Introduction
Pandas is a strong Python library for working with and analyzing knowledge. One operation that you simply may have to carry out when working with knowledge in Pandas is choosing columns primarily based on their string prefix. This may be helpful when you’ve a big DataFrame and also you need to give attention to particular columns that share a typical prefix.
On this Byte, we’ll discover a couple of strategies to realize this, together with making a sequence to pick columns and utilizing DataFrame.loc
.
Choose All Columns Beginning with a Given String
Let’s begin with a easy DataFrame:
import pandas as pd
knowledge = {
'item1': [1, 2, 3],
'item2': [4, 5, 6],
'stuff1': [7, 8, 9],
'stuff2': [10, 11, 12]
}
df = pd.DataFrame(knowledge)
print(df)
Output:
item1 item2 stuff1 stuff2
0 1 4 7 10
1 2 5 8 11
2 3 6 9 12
To pick out columns that begin with ‘merchandise’, you should use checklist comprehension:
selected_columns = [column for column in df.columns if column.startswith('item')]
print(df[selected_columns])
Output:
item1 item2
0 1 4
1 2 5
2 3 6
Making a Sequence to Choose Columns
One other strategy to pick columns primarily based on their string prefix is to create a Sequence object from the DataFrame columns, after which use the str.startswith()

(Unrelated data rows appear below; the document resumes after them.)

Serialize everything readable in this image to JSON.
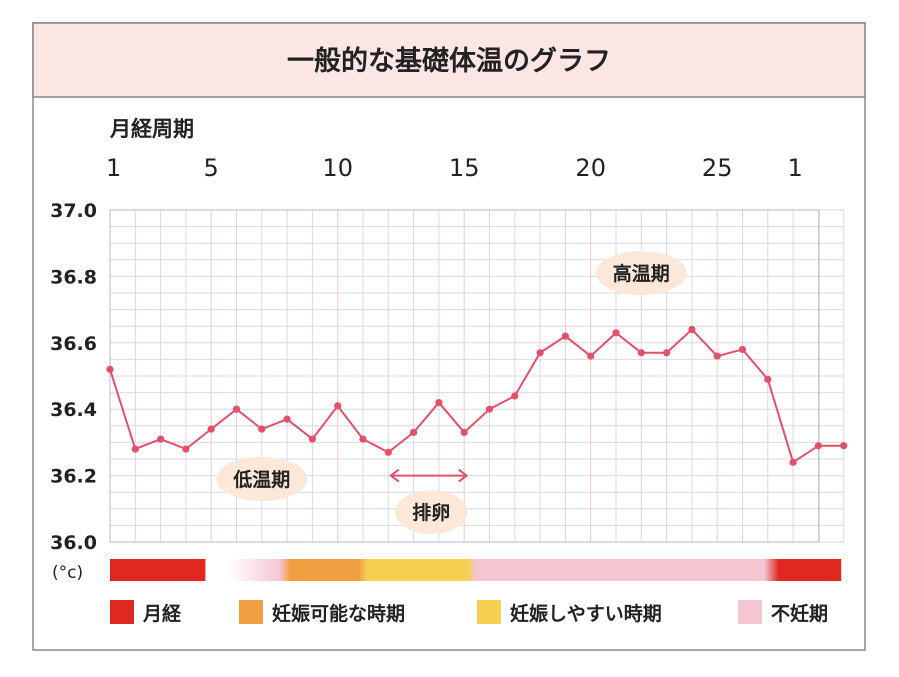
{
  "title": "一般的な基礎体温のグラフ",
  "colors": {
    "title_bg": "#fbe6e4",
    "border": "#888888",
    "grid": "#d8d8e8",
    "major_grid": "#f4c9b8",
    "line": "#e2506a",
    "bubble": "#fbe8d8",
    "arrow": "#e2506a",
    "menstruation": "#e02822",
    "fertile": "#f0a040",
    "ovulation_window": "#f5cf50",
    "infertile": "#f3c6d2"
  },
  "chart_data": {
    "type": "line",
    "title": "一般的な基礎体温のグラフ",
    "xlabel": "月経周期",
    "ylabel": "(°c)",
    "x_tick_labels": [
      {
        "day": 1,
        "label": "1"
      },
      {
        "day": 5,
        "label": "5"
      },
      {
        "day": 10,
        "label": "10"
      },
      {
        "day": 15,
        "label": "15"
      },
      {
        "day": 20,
        "label": "20"
      },
      {
        "day": 25,
        "label": "25"
      },
      {
        "day": 28,
        "label": "1"
      }
    ],
    "y_ticks": [
      "36.0",
      "36.2",
      "36.4",
      "36.6",
      "36.8",
      "37.0"
    ],
    "ylim": [
      36.0,
      37.0
    ],
    "xlim": [
      1,
      30
    ],
    "series": [
      {
        "name": "基礎体温",
        "x": [
          1,
          2,
          3,
          4,
          5,
          6,
          7,
          8,
          9,
          10,
          11,
          12,
          13,
          14,
          15,
          16,
          17,
          18,
          19,
          20,
          21,
          22,
          23,
          24,
          25,
          26,
          27,
          28,
          29,
          30
        ],
        "values": [
          36.52,
          36.28,
          36.31,
          36.28,
          36.34,
          36.4,
          36.34,
          36.37,
          36.31,
          36.41,
          36.31,
          36.27,
          36.33,
          36.42,
          36.33,
          36.4,
          36.44,
          36.57,
          36.62,
          36.56,
          36.63,
          36.57,
          36.57,
          36.64,
          36.56,
          36.58,
          36.49,
          36.24,
          36.29,
          36.29
        ]
      }
    ],
    "annotations": [
      {
        "label": "低温期",
        "day": 7.0,
        "value": 36.19
      },
      {
        "label": "高温期",
        "day": 22.0,
        "value": 36.81
      },
      {
        "label": "排卵",
        "day": 13.7,
        "value": 36.09
      }
    ],
    "ovulation_arrow": {
      "from_day": 12.1,
      "to_day": 15.1,
      "value": 36.2
    },
    "phase_bar": [
      {
        "phase": "menstruation",
        "from_day": 1,
        "to_day": 4.8
      },
      {
        "phase": "gap",
        "from_day": 4.8,
        "to_day": 8
      },
      {
        "phase": "fertile",
        "from_day": 8,
        "to_day": 11
      },
      {
        "phase": "ovulation_window",
        "from_day": 11,
        "to_day": 15.3
      },
      {
        "phase": "infertile",
        "from_day": 15.3,
        "to_day": 27
      },
      {
        "phase": "menstruation",
        "from_day": 27,
        "to_day": 29.9
      }
    ],
    "legend": [
      {
        "label": "月経",
        "color": "#e02822"
      },
      {
        "label": "妊娠可能な時期",
        "color": "#f0a040"
      },
      {
        "label": "妊娠しやすい時期",
        "color": "#f5cf50"
      },
      {
        "label": "不妊期",
        "color": "#f3c6d2"
      }
    ]
  }
}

technique. This technique returns a boolean Sequence the place a True
worth signifies that the column identify begins with the required string.
selected_columns = pd.Sequence(df.columns).str.startswith('merchandise')
print(df.loc[:, selected_columns])
Output:
item1 item2
0 1 4
1 2 5
2 3 6
Utilizing DataFrame.loc to Choose Columns
The DataFrame.loc
technique is primarily label-based, however may additionally be used with a boolean array. The ix
indexer for DataFrame is deprecated now, because it has numerous issues. .loc
will increase a KeyError
when the objects will not be discovered.
Think about the next instance:
selected_columns = df.columns[df.columns.str.startswith('item')]
print(df.loc[:, selected_columns])
Output:
item1 item2
0 1 4
1 2 5
2 3 6
Right here, we first create a boolean array that’s True
for columns beginning with ‘merchandise’. Then, we use this array to pick the corresponding columns from the DataFrame utilizing the .loc
indexer. This technique is extra environment friendly than the earlier ones, particularly for big DataFrames, because it avoids creating an intermediate checklist or Sequence.
Making use of DataFrame.filter() for Column Choice
The filter()
operate in pandas DataFrame gives a versatile and environment friendly option to choose columns primarily based on their names. It’s particularly helpful when coping with giant datasets with many columns.
The filter()
operate permits us to pick columns primarily based on their labels. We will use the like
parameter to specify a string sample that matches the column names. Nevertheless, if we need to choose columns primarily based on a string prefix, we are able to use the regex
parameter.
Here is an instance:
import pandas as pd
# Create a DataFrame
df = pd.DataFrame({
'product_id': [101, 102, 103, 104],
'product_name': ['apple', 'banana', 'cherry', 'date'],
'product_price': [1.2, 0.5, 0.75, 1.3],
'product_weight': [150, 120, 50, 60]
})
# Choose columns that begin with 'product'
df_filtered = df.filter(regex='^product')
print(df_filtered)
This can output:
product_id product_name product_price product_weight
0 101 apple 1.20 150
1 102 banana 0.50 120
2 103 cherry 0.75 50
3 104 date 1.30 60
Within the above code, the ^
image is a daily expression that matches the beginning of a string. Subsequently, '^product'
will match all column names that begin with ‘product’.
Subsequent: The filter()
operate returns a brand new DataFrame that shares the information with the unique DataFrame. So, any modifications to the brand new DataFrame will not have an effect on the unique DataFrame.
Conclusion
On this Byte, we explored alternative ways to pick columns in a pandas DataFrame primarily based on a string prefix. We discovered methods to create a Sequence and use it to pick columns, methods to use the DataFrame.loc
operate, and methods to apply the DataFrame.filter()
operate. In fact, every of those strategies has its personal benefits and use instances. The selection of technique will depend on the particular necessities of your knowledge evaluation activity.